We may never know how many men or women “cheat” on their spouses, largely because on questionnaires people do not always tell the truth about such matters. Cheating was defined by McAllister and colleagues as “a general term for extradyadic romantic or sexual behavior that violates expectations in a committed romantic relationship.” The key word here is “expectations” because some couples (again, we do not know how many) evolve implicit (“I’ll pretend it’s not happening”) or explicit understandings, such as open relationships with a (usually) mutual agreement about what “open” means. Surveys tend to reveal that explicit cheating occurs in a very small percentage of the total number of relationships—perhaps as low as 5 percent. Instances of implicit cheating are even more difficult to document; few people confess such behavior on questionnaires. What is known from a study by Richters and colleagues is that “the majority of respondents who had sex with someone else were in relationships that were explicitly or implicitly expected to be exclusive.” How large the absolute total is anyone’s guess.
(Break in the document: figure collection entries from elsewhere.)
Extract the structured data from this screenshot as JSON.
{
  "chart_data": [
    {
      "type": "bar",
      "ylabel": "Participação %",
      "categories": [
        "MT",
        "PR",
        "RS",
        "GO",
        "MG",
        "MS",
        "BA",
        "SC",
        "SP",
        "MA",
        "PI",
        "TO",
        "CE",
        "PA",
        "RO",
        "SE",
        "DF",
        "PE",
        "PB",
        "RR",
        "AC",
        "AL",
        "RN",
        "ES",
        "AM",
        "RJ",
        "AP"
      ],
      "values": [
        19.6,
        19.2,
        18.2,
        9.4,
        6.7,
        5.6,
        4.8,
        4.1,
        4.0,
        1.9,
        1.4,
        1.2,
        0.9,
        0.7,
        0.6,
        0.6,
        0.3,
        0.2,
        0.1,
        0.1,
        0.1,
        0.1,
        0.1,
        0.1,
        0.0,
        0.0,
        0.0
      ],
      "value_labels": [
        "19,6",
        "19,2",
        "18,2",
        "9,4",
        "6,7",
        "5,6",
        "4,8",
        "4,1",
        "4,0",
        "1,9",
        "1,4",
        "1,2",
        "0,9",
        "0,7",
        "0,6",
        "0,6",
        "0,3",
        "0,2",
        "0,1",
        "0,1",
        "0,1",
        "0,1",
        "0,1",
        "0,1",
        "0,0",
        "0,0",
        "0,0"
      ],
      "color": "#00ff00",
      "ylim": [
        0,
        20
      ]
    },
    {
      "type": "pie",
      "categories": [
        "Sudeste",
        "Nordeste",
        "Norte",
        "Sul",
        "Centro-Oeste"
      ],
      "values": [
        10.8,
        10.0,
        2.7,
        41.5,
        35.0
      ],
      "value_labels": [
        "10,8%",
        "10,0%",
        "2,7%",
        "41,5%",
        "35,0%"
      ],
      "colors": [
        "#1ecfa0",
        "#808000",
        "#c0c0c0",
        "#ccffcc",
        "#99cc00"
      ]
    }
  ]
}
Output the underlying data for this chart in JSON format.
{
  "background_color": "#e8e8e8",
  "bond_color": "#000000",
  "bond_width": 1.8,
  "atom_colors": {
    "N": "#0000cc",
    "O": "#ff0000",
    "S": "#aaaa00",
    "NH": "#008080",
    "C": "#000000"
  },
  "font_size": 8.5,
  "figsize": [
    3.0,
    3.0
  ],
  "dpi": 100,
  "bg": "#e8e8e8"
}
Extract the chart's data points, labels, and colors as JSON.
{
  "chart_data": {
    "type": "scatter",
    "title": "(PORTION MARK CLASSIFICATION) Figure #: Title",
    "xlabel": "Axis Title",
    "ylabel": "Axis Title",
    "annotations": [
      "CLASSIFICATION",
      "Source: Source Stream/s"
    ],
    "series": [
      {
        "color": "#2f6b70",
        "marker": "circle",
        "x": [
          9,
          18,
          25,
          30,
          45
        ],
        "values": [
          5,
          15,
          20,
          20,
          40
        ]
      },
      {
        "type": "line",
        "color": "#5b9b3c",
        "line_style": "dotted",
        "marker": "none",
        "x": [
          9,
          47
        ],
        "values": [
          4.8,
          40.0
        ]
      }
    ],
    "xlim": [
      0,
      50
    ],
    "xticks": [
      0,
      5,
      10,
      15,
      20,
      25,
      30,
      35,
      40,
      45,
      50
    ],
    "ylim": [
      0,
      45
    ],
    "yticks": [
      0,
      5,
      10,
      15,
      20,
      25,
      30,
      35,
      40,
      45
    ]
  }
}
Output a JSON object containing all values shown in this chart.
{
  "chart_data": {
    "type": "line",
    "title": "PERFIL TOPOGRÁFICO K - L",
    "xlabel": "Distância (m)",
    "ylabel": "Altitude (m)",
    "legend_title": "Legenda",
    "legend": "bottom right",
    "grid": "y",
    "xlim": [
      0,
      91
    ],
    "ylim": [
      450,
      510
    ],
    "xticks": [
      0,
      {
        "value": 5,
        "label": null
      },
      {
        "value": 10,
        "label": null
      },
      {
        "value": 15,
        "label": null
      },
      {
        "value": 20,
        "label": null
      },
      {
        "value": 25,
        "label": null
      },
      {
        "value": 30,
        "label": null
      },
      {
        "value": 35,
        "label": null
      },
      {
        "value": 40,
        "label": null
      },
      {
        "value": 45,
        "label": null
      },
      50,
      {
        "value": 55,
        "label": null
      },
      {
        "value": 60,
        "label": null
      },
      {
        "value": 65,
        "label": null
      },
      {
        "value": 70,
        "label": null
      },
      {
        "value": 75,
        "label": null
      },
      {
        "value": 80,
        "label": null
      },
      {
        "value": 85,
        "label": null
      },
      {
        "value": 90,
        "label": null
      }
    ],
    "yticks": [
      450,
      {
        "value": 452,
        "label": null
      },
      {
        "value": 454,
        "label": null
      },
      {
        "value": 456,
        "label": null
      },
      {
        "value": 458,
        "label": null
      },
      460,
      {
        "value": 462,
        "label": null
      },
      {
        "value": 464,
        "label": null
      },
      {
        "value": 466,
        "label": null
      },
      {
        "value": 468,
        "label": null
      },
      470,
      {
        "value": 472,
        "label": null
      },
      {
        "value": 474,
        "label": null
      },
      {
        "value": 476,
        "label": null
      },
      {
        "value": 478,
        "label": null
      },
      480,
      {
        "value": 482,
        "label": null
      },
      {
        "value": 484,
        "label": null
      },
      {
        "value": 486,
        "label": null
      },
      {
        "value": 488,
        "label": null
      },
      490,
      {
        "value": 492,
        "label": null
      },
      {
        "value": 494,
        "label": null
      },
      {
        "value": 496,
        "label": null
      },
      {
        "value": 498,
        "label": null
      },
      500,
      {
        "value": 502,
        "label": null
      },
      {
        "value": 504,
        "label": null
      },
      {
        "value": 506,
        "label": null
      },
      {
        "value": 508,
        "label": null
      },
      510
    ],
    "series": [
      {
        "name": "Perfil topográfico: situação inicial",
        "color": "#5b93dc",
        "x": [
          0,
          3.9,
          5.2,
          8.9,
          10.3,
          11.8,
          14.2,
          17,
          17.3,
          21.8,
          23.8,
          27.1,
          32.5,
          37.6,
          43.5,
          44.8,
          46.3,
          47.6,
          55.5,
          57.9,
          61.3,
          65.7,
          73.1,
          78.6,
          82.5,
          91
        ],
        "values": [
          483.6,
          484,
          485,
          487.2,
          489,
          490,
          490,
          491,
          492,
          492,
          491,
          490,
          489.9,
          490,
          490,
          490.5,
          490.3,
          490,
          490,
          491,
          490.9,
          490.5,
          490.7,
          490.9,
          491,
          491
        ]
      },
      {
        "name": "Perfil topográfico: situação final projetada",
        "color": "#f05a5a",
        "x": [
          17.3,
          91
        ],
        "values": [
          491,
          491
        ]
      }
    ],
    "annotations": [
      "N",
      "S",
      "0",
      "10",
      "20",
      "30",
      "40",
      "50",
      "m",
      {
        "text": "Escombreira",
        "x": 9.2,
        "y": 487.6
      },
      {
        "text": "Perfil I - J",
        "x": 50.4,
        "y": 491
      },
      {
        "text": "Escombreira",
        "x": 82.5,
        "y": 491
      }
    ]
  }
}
If Cheating Is Discovered or Confessed
Regardless, if one is caught cheating, how best to recover and save the relationship? To address this question, psychologists Gunderson and Ferrari asked about 200 young women and men to respond to various scenarios about how they would react to a cheating situation. Several factors were considered.
First, how did the aggrieved partner find out? Did they learn from:
1. Being told by a friend who believed it was in your best interests to know about the cheating
2. Walking in on the partner as they were having sex with another person
3. The partner admitting to cheating after they were confronted or questioned about the sex act
4. The partner voluntarily disclosing their cheating without prior suspicion or interrogation
The authors concluded that it did not matter how the transgression was discovered. It was not important how the wounded one found out.
Second, the frequency of cheating did matter. The two options given were:
1. This was an isolated event, the first time your partner cheated on you.
2. During the course of your relationship, your partner cheated on you multiple times.
A single event was forgivable, but not if cheating was frequent. The researchers concluded, if the cheating only occurred once then the injured person “would be more likely to forgive the transgression and less likely to end the relationship” because it was viewed as a “redeemable offense.” That did not mean, however, that they would necessarily stop worrying about their partner’s future cheating.
Third, most critical was “regardless of how the transgression was discovered, forgiveness was most likely when cheating was an isolated incident and when an apology was offered by the partner.” The process of healing and reconciliation would likely take less time and hope for the future of the romantic relationship would most likely be enhanced. Wrong-doing confessions reduced revenge desires and renewed the possibility of trust.